人口減少と需要の成熟、原材料や人件費の高騰、さらには消費やモノに対する価値観の変化—日本のアパレル業界は今、複合的な難局に直面している。こうした状況を打開するヒントを探るべく、デジタル戦略のエキスパートで、アパレル企業の変革支援を行う藤原義昭300Bridge代表取締役による連載(全5回)を届ける。本当に原因は外部環境なのか?第4回は在庫の役割転換が顧客との関係を変えることについて解説する。(この記事は「WWDJAPAN」2026年6月8日号からの抜粋です)
アパレル業界では、毎年新商品が大量に投入され、シーズンが終わるとセールで処分されます。コロナ禍以降は在庫を絞る企業も増えているものの、ここで在庫を通して顧客との関係性を考えてみたいと思います。

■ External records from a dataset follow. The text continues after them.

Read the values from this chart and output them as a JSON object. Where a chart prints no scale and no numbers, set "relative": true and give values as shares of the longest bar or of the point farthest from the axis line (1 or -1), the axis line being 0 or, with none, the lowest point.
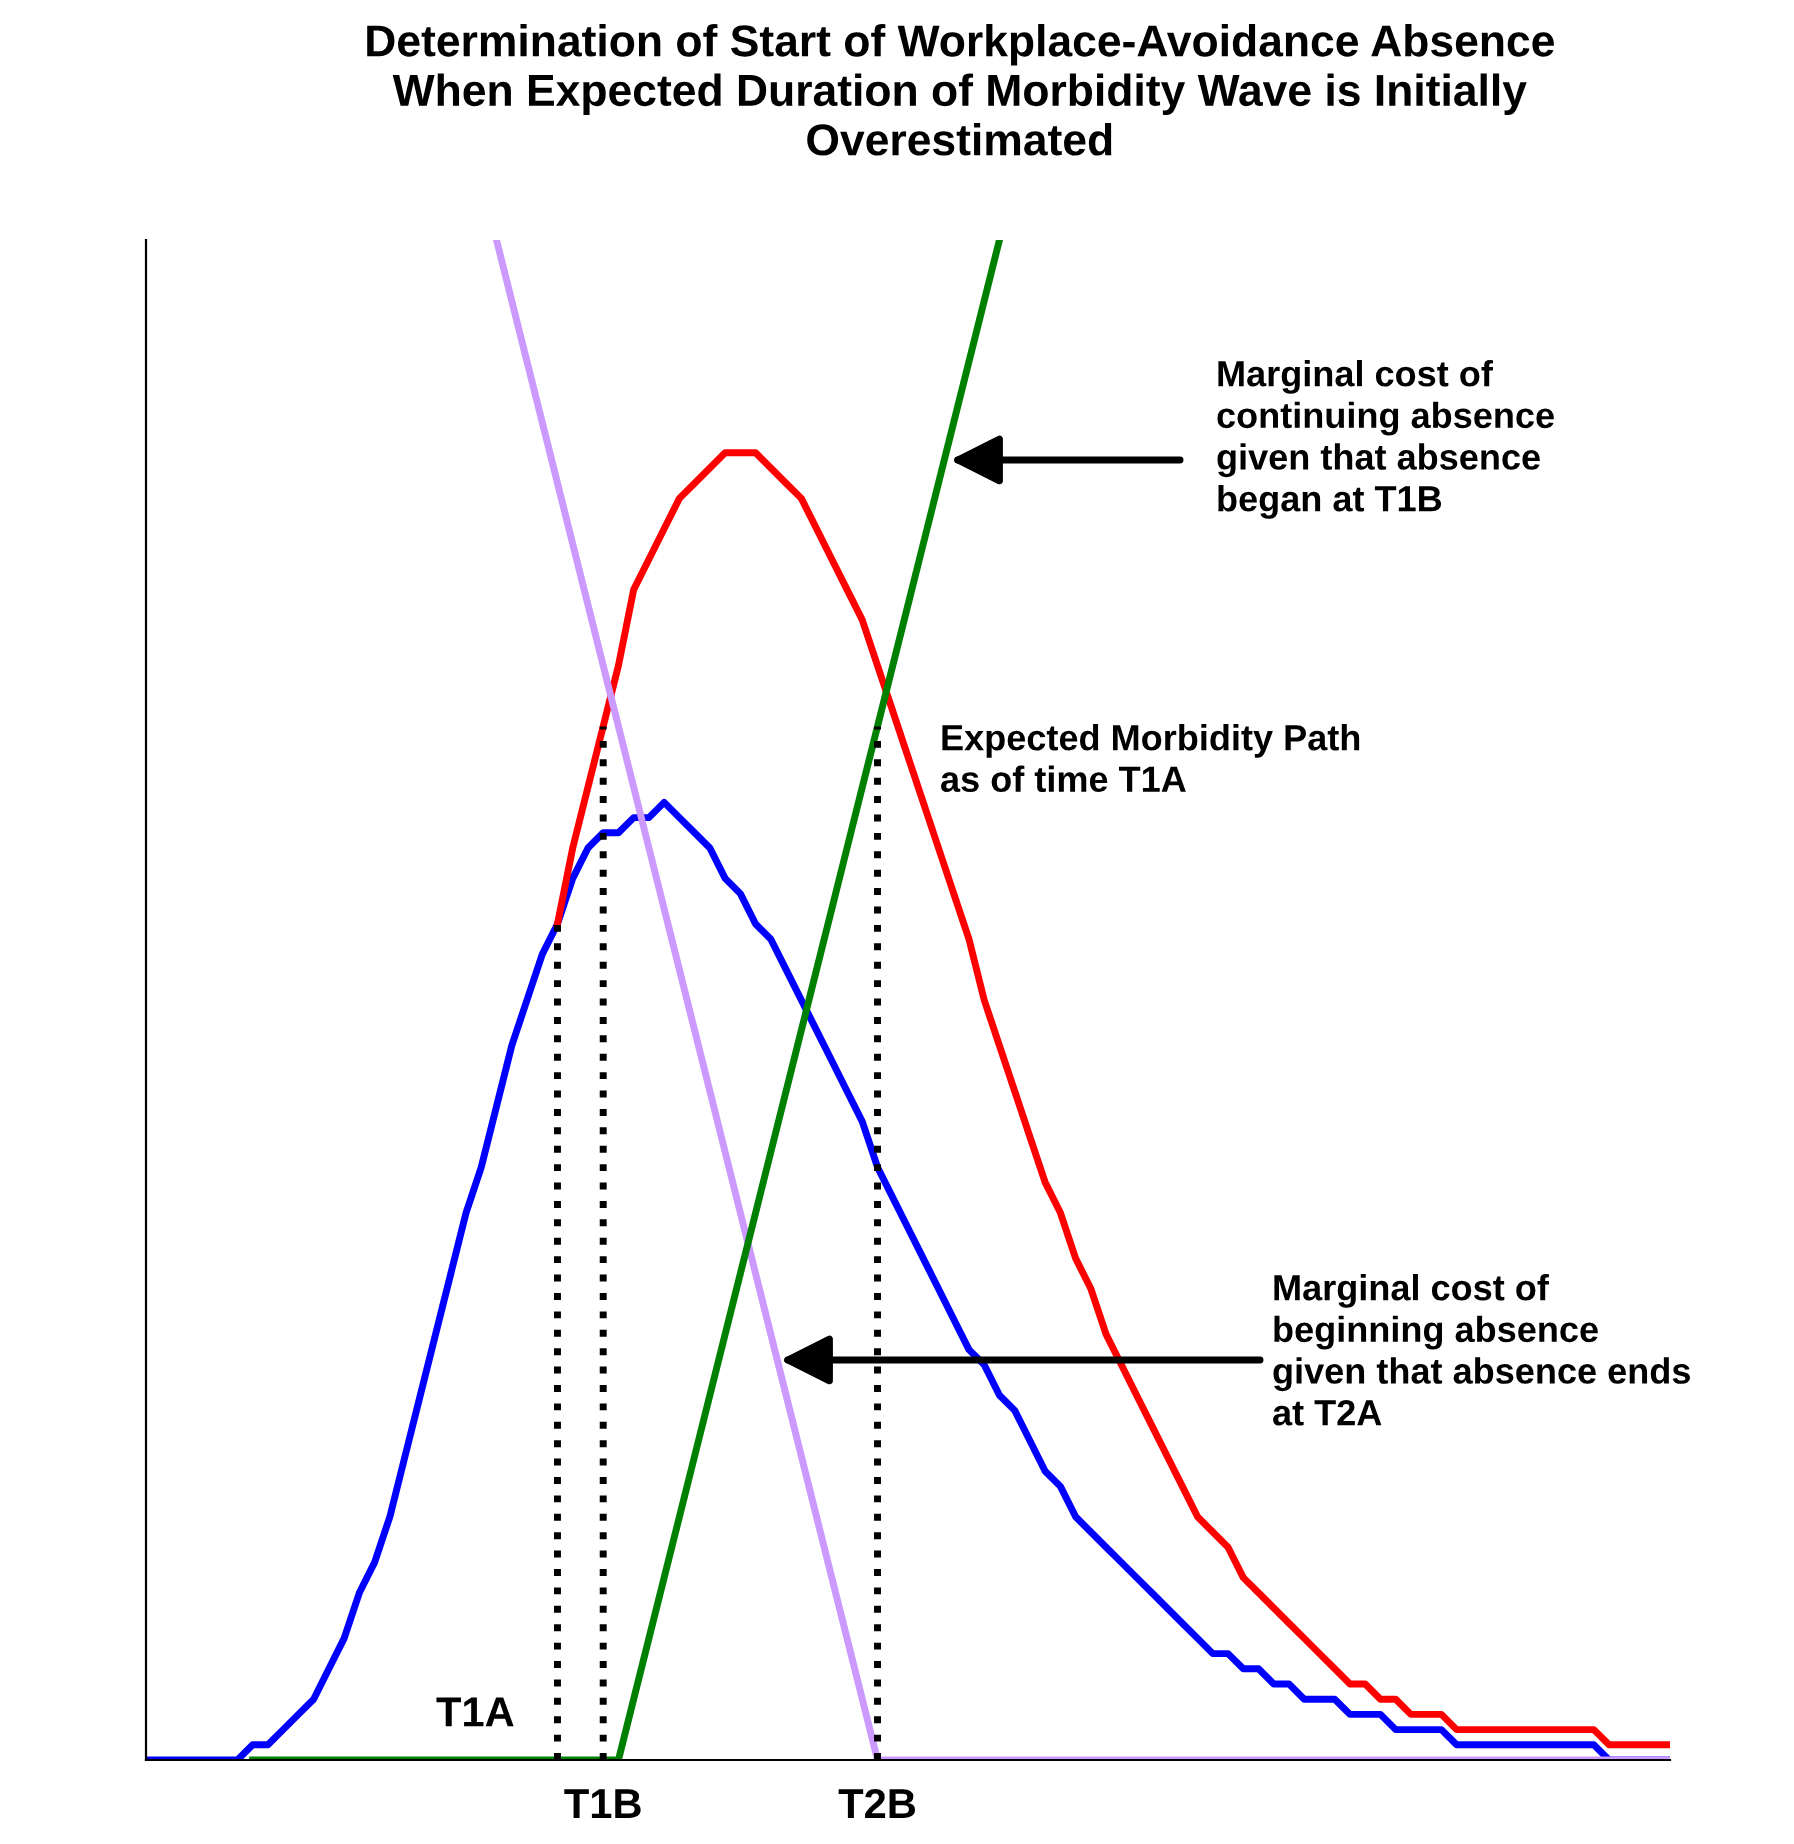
{
  "chart_data": {
    "type": "line",
    "title": "Determination of Start of Workplace-Avoidance Absence\nWhen Expected Duration of Morbidity Wave is Initially\nOverestimated",
    "relative": true,
    "categories": [
      null,
      null,
      null,
      null,
      null,
      null,
      null,
      null,
      null,
      null,
      null,
      null,
      null,
      null,
      null,
      null,
      null,
      null,
      null,
      null,
      null,
      null,
      null,
      null,
      null,
      null,
      null,
      null,
      null,
      null,
      "T1B",
      null,
      null,
      null,
      null,
      null,
      null,
      null,
      null,
      null,
      null,
      null,
      null,
      null,
      null,
      null,
      null,
      null,
      "T2B",
      null,
      null,
      null,
      null,
      null,
      null,
      null,
      null,
      null,
      null,
      null,
      null,
      null,
      null,
      null,
      null,
      null,
      null,
      null,
      null,
      null,
      null,
      null,
      null,
      null,
      null,
      null,
      null,
      null,
      null,
      null,
      null,
      null,
      null,
      null,
      null,
      null,
      null,
      null,
      null,
      null,
      null,
      null,
      null,
      null,
      null,
      null,
      null,
      null,
      null,
      null,
      null
    ],
    "series": [
      {
        "color": "#0000ff",
        "values": [
          0,
          0,
          0,
          0,
          0,
          0,
          0,
          0.01,
          0.01,
          0.02,
          0.03,
          0.04,
          0.06,
          0.08,
          0.11,
          0.13,
          0.16,
          0.2,
          0.24,
          0.28,
          0.32,
          0.36,
          0.39,
          0.43,
          0.47,
          0.5,
          0.53,
          0.55,
          0.58,
          0.6,
          0.61,
          0.61,
          0.62,
          0.62,
          0.63,
          0.62,
          0.61,
          0.6,
          0.58,
          0.57,
          0.55,
          0.54,
          0.52,
          0.5,
          0.48,
          0.46,
          0.44,
          0.42,
          0.39,
          0.37,
          0.35,
          0.33,
          0.31,
          0.29,
          0.27,
          0.26,
          0.24,
          0.23,
          0.21,
          0.19,
          0.18,
          0.16,
          0.15,
          0.14,
          0.13,
          0.12,
          0.11,
          0.1,
          0.09,
          0.08,
          0.07,
          0.07,
          0.06,
          0.06,
          0.05,
          0.05,
          0.04,
          0.04,
          0.04,
          0.03,
          0.03,
          0.03,
          0.02,
          0.02,
          0.02,
          0.02,
          0.01,
          0.01,
          0.01,
          0.01,
          0.01,
          0.01,
          0.01,
          0.01,
          0.01,
          0.01,
          0,
          0,
          0,
          0,
          0
        ]
      },
      {
        "color": "#ff0000",
        "values": [
          null,
          null,
          null,
          null,
          null,
          null,
          null,
          null,
          null,
          null,
          null,
          null,
          null,
          null,
          null,
          null,
          null,
          null,
          null,
          null,
          null,
          null,
          null,
          null,
          null,
          null,
          null,
          0.55,
          0.6,
          0.64,
          0.68,
          0.72,
          0.77,
          0.79,
          0.81,
          0.83,
          0.84,
          0.85,
          0.86,
          0.86,
          0.86,
          0.85,
          0.84,
          0.83,
          0.81,
          0.79,
          0.77,
          0.75,
          0.72,
          0.69,
          0.66,
          0.63,
          0.6,
          0.57,
          0.54,
          0.5,
          0.47,
          0.44,
          0.41,
          0.38,
          0.36,
          0.33,
          0.31,
          0.28,
          0.26,
          0.24,
          0.22,
          0.2,
          0.18,
          0.16,
          0.15,
          0.14,
          0.12,
          0.11,
          0.1,
          0.09,
          0.08,
          0.07,
          0.06,
          0.05,
          0.05,
          0.04,
          0.04,
          0.03,
          0.03,
          0.03,
          0.02,
          0.02,
          0.02,
          0.02,
          0.02,
          0.02,
          0.02,
          0.02,
          0.02,
          0.02,
          0.01,
          0.01,
          0.01,
          0.01,
          0.01
        ]
      },
      {
        "color": "#cc99ff",
        "values": [
          null,
          null,
          null,
          null,
          null,
          null,
          null,
          null,
          null,
          null,
          null,
          null,
          null,
          null,
          null,
          null,
          null,
          null,
          null,
          null,
          null,
          null,
          null,
          1,
          0.96,
          0.92,
          0.88,
          0.84,
          0.8,
          0.76,
          0.72,
          0.68,
          0.64,
          0.6,
          0.56,
          0.52,
          0.48,
          0.44,
          0.4,
          0.36,
          0.32,
          0.28,
          0.24,
          0.2,
          0.16,
          0.12,
          0.08,
          0.04,
          0,
          0,
          0,
          0,
          0,
          0,
          0,
          0,
          0,
          0,
          0,
          0,
          0,
          0,
          0,
          0,
          0,
          0,
          0,
          0,
          0,
          0,
          0,
          0,
          0,
          0,
          0,
          0,
          0,
          0,
          0,
          0,
          0,
          0,
          0,
          0,
          0,
          0,
          0,
          0,
          0,
          0,
          0,
          0,
          0,
          0,
          0,
          0,
          0,
          0,
          0,
          0,
          0
        ]
      },
      {
        "color": "#008000",
        "values": [
          null,
          null,
          null,
          null,
          null,
          null,
          null,
          0,
          0,
          0,
          0,
          0,
          0,
          0,
          0,
          0,
          0,
          0,
          0,
          0,
          0,
          0,
          0,
          0,
          0,
          0,
          0,
          0,
          0,
          0,
          0,
          0,
          0.04,
          0.08,
          0.12,
          0.16,
          0.2,
          0.24,
          0.28,
          0.32,
          0.36,
          0.4,
          0.44,
          0.48,
          0.52,
          0.56,
          0.6,
          0.64,
          0.68,
          0.72,
          0.76,
          0.8,
          0.84,
          0.88,
          0.92,
          0.96,
          1,
          null,
          null,
          null,
          null,
          null,
          null,
          null,
          null,
          null,
          null,
          null,
          null,
          null,
          null,
          null,
          null,
          null,
          null,
          null,
          null,
          null,
          null,
          null,
          null,
          null,
          null,
          null,
          null,
          null,
          null,
          null,
          null,
          null,
          null,
          null,
          null,
          null,
          null,
          null,
          null,
          null,
          null,
          null,
          null
        ]
      }
    ],
    "ref_lines": [
      {
        "axis": "x",
        "value": "T1B",
        "color": "#000000",
        "line_style": "dotted"
      },
      {
        "axis": "x",
        "value": "T2B",
        "color": "#000000",
        "line_style": "dotted"
      }
    ],
    "annotations": [
      "Marginal cost of\ncontinuing absence\ngiven that absence\nbegan at T1B",
      "Marginal cost of\nbeginning absence\ngiven that absence ends\nat T2A",
      "Expected Morbidity Path\nas of time T1A",
      "T1A"
    ]
  }
}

在庫は経営の数字である前に、ブランドが顧客と日々交わしている“言葉”でもあるからです。
「在庫は多い方が安心」という前提を疑う
シーズン初めの会議で在庫が議題に上がるとき、議論はたいてい「品切れさせない」「機会損失を防ぐ」という方向に向かいます。在庫は欠品防止の保険として扱われ、顧客との関係をどうつくるかの議論にはなかなかなりません。会議の主役は売り上げ計画と回転率で、棚の向こうにいる顧客の顔が議題に登場することは少ないです。
ですが、在庫を「顧客との関係を結ぶ言葉」として見直すと、別の景色が広がります。
多くの企業は「売れるから持つ」で在庫を決めています。マーケットで売れている商品を仕入れる、競合の動きに追従する、トレンドに合わせて品ぞろえを広げる。隣のブランドが出したから自社も置く、SNSで話題になったから棚に加える。一つひとつの判断は合理的に見えますが、積み重なると、ブランドのラインアップは市場の映し鏡になります。